Добавить в цитаты Настройки чтения

Страница 8 из 12

Они уже были рядом, когда раздались выстрелы. Пограничники попадали на мостовую. Стреляли из окон и подвала соседнего дома с другой стороны улицы. Скоморохов приказал:

– Всем вниз! Пулеметы на эту сторону! Быстро! Огонь по окнам!

Пограничники не мешкали. Надо было выручать товарищей. Пулеметные очереди отогнали немцев от окон, но выстрелы автоматов из подвала не давали подняться бойцам на улице.

Скоморохов выругался:

– Твою мать! Пулеметами их из подвала не выкуришь, надо гранатами.

К Скоморохову подошел круглолицый, крепко сложенный пограничник.

– Товарищ младший лейтенант, разрешите мне. Я их стороной обойду, там непростреливаемое пространство. Мне бы гранат только, и не давайте немцам из окон высунуться.

– Не бойся, прикроем и гранат дадим. Ты только выкури этих паразитов из подвала.

Пограничник улыбнулся.

– Вы не сомневайтесь, товарищ младший лейтенант, выкурю.

Скоморохов еще не успел запомнить всех доверенных ему бойцов, а потому спросил:

– Как фамилия?

– Журбин… Сергей.

– Действуй, Журбин Сергей, вся надежда на тебя.

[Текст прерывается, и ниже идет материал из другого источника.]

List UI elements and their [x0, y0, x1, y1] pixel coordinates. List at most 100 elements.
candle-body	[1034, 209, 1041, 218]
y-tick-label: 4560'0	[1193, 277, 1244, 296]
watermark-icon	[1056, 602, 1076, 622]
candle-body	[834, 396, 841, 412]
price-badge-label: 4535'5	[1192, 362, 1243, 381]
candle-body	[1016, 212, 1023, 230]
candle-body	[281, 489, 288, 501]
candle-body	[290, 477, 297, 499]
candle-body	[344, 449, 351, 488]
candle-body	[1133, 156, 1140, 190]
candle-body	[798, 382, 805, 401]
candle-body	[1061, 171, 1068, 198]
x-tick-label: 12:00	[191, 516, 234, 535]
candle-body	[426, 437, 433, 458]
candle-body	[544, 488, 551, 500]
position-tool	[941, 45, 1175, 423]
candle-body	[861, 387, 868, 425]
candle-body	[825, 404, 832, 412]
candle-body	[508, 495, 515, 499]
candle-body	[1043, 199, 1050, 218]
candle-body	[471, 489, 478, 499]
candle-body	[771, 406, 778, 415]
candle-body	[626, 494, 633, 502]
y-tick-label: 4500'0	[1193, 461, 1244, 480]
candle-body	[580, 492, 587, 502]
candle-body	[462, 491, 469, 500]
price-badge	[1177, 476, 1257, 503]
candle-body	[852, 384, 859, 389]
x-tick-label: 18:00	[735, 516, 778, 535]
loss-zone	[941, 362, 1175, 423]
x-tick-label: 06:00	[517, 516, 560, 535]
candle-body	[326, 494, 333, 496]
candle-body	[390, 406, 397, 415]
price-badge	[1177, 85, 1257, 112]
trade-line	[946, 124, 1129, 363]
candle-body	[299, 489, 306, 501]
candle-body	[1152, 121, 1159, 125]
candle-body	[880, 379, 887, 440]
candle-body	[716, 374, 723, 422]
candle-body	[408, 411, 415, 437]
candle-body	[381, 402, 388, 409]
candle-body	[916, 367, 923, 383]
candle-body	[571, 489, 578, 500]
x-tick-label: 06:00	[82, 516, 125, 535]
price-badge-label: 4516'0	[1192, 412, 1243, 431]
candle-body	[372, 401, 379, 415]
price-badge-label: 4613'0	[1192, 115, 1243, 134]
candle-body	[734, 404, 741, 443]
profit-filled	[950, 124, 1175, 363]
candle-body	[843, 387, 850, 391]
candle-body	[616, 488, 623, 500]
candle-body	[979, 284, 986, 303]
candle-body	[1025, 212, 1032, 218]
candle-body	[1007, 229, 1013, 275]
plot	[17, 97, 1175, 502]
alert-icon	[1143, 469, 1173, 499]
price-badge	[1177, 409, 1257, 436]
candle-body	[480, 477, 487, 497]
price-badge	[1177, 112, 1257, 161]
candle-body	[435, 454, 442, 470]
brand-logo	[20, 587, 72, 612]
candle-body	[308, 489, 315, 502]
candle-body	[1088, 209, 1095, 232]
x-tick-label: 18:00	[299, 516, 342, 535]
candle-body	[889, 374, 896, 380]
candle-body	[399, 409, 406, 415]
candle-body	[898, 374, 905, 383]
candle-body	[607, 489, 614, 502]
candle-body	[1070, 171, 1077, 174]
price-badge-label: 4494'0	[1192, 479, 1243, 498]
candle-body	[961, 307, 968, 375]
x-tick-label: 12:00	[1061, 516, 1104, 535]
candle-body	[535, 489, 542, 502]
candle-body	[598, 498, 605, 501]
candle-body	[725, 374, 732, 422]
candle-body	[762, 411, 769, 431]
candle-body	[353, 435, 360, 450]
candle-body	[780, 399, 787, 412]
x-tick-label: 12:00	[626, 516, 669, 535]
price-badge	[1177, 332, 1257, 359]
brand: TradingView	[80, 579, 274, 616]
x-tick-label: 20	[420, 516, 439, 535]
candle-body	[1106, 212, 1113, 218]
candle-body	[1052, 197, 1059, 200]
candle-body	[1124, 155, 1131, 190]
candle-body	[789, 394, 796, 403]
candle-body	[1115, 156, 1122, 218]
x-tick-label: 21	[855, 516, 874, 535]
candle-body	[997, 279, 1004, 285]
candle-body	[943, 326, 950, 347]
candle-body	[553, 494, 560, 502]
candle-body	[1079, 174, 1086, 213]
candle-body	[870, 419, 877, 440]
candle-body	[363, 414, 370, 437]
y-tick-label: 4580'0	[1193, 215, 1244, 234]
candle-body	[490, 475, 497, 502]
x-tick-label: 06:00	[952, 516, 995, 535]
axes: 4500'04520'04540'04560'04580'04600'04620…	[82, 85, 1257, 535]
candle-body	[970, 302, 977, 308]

Спустя пять минут пограничник уже полз вдоль стены дома, где засел неприятель. Захваченные у немцев пулеметы били по дому, не давая им вести огонь из окон. Скоморохов напряженно следил, как Журбин подполз к узкому подвальному оконцу, из которого строчил автомат, вырвал чеку, бросил гранату внутрь. За первой гранатой последовала вторая. Пограничники Скоморохова ринулись в атаку, за ними поднялись те, которые были на улице. Двое из них так и остались лежать на холодных камнях мостовой. Остался лежать у подвального оконца и пограничник Журбин…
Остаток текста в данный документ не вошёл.